Index read metric fields used by `inverted_index_read_metrics`, `read_metrics`,
and `bloom_filter_read_metrics`:

| Field | Meaning | When present |
| --- | --- | --- |
| `total_bytes` | Bytes read for index data. | Nonzero only. |
| `cache_hit` | Index data cache hits. | Nonzero only. |
| `total_ranges` | Ranges read for index data. | Nonzero only. |
| `fetch_elapsed` | Elapsed time fetching index data. | Nonzero only. |
| `cache_miss` | Index data cache misses. | Nonzero only. |

`merge_metrics` fields:

| Field | Meaning | When present |
| --- | --- | --- |
| `scan_cost` | Total scan cost of the merge reader. | Always when `merge_metrics` is printed. |
| `init_cost` | Time spent initializing the merge reader. | Nonzero only. |
| `num_fetch_by_batches` | Number of batch-oriented fetches from sources. | Nonzero only. |
| `num_fetch_by_rows` | Number of row-oriented fetches from sources. | Nonzero only. |
| `fetch_cost` | Time spent fetching batches from sources. | Nonzero only. |

`dedup_metrics` fields:

| Field | Meaning | When present |
| --- | --- | --- |
| `dedup_cost` | Time spent deduplicating rows. | Always when `dedup_metrics` is printed. |
| `num_unselected_rows` | Rows removed by deduplication or delete filtering. | Nonzero only. |
| `num_deleted_rows` | Deleted rows removed during deduplication. | Nonzero only. |

Each `top_file_metrics` entry is keyed by file ID and can contain:

| Field | Meaning | When present |
| --- | --- | --- |
| `build_part_cost` | Time spent building this file's ranges or parts. | Always for each printed file entry. |
| `num_ranges` | Ranges read from this file. | Nonzero only. |
| `num_rows` | Rows read from this file. | Nonzero only. |
| `build_reader_cost` | Time spent building readers for this file. | Nonzero only. |
| `scan_cost` | Time spent scanning this file. | Nonzero only. |

### Scanner Differences

`SeqScan` scans ranges while preserving the ordering required by the read path.
It may report `merge_metrics` when merge readers are used and `dedup_metrics`
when deduplication removes older versions or deleted rows.
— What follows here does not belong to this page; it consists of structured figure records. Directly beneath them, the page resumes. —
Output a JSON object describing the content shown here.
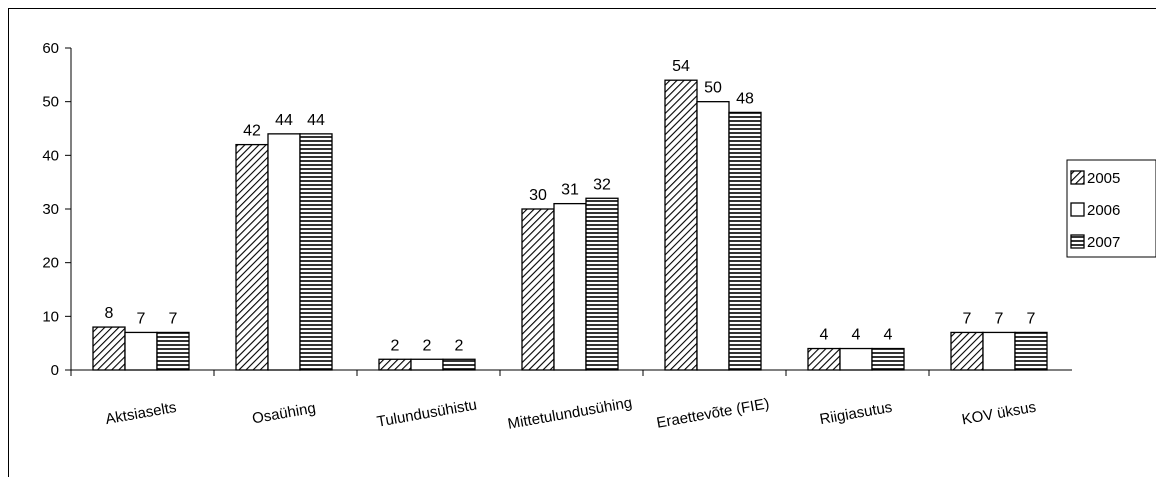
{
  "chart_data": {
    "type": "bar",
    "categories": [
      "Aktsiaselts",
      "Osaühing",
      "Tulundusühistu",
      "Mittetulundusühing",
      "Eraettevõte (FIE)",
      "Riigiasutus",
      "KOV üksus"
    ],
    "series": [
      {
        "name": "2005",
        "values": [
          8,
          42,
          2,
          30,
          54,
          4,
          7
        ],
        "pattern": "diagonal-hatch"
      },
      {
        "name": "2006",
        "values": [
          7,
          44,
          2,
          31,
          50,
          4,
          7
        ],
        "pattern": "solid-white"
      },
      {
        "name": "2007",
        "values": [
          7,
          44,
          2,
          32,
          48,
          4,
          7
        ],
        "pattern": "horizontal-stripes"
      }
    ],
    "ylim": [
      0,
      60
    ],
    "yticks": [
      0,
      10,
      20,
      30,
      40,
      50,
      60
    ],
    "data_labels": true,
    "grid": false,
    "legend_position": "right",
    "colors": {
      "bar_outline": "#000000",
      "bar_fill": "#ffffff",
      "text": "#000000"
    }
  }
}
`UnorderedScan` provides no output ordering guarantee. It uses the same
per-partition metric structure as `SeqScan`, but downstream plan nodes may add
sort operators when a query needs ordered output.

`SeriesScan` returns rows grouped by series. It uses the same per-partition
metric structure as the other scanners and can also report distributor metrics
from the series distributor partition.